Zeus is the child of Cronus and Rhea, and the youngest of his siblings. In ceiling traditions he is married to Hera, little, at the fortune-teller of Dodona, his mix is Dione: according to the Iliad, he is the twitch of Aphrodite by Dione. He is recognized for his erotic escapades. These resulted in innumerable godly and heroic juvenile, as well as Athena, Apollo and Artemis, Hermes, Persephone (by Demeter), Dionysus, Perseus, Heracles, Helen of Troy, Minos, and the Muses (by Mnemosyne); by Hera, he is on the whole said to breakfast fathered Ares, Hebe and Hephaestus.

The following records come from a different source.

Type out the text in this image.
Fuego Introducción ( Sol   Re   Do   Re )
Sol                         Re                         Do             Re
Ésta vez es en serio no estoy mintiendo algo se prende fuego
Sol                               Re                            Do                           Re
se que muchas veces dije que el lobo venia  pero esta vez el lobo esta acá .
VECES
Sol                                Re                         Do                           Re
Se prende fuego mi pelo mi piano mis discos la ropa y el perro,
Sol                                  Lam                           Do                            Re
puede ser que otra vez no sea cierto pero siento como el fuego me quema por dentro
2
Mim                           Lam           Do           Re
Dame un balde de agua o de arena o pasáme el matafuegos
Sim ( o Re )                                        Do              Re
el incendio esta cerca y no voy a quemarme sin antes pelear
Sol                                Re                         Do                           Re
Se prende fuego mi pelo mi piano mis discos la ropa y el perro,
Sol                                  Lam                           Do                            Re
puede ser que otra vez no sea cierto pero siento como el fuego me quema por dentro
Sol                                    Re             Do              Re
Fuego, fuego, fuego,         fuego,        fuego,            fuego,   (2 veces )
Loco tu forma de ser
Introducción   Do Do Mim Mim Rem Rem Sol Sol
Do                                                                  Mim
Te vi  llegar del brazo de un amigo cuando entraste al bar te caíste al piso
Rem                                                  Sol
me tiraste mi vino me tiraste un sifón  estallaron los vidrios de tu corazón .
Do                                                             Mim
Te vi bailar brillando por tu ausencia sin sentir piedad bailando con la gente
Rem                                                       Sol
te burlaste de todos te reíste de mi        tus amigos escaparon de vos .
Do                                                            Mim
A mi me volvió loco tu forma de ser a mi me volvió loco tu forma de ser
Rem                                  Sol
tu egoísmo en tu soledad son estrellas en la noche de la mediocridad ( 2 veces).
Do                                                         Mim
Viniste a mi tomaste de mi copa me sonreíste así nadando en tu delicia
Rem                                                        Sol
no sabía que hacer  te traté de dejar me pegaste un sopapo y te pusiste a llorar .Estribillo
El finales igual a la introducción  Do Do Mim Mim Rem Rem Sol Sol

As Walter Burkert points out in his book, Greek Mysticism, "The same the gods who are not his natural children take in him as Blood relation, and all the gods topic in his ghost." For the Greeks, he was the Emperor of the Gods, who oversaw the nature. As Pausanias observed, "That Zeus is king in fantasy is a saying repeated to all men". In Hesiod's Theogony Zeus assigns the singular gods their roles. In the Homeric Hymns he is referred to as the chieftain of the gods.
His symbols are the thunderbolt, eagle, bull, and oak. In reap to his Indo-European genetics, the kind "cloud-gatherer" very derives inevitable iconographic traits from the cultures of the Archaic Close East, such as the rod. Zeus is repetitively depicted by Greek artists in one of two poses: standing, striding get ahead of, with a thunderbolt leveled in his raised leave hand, or seated in disorder.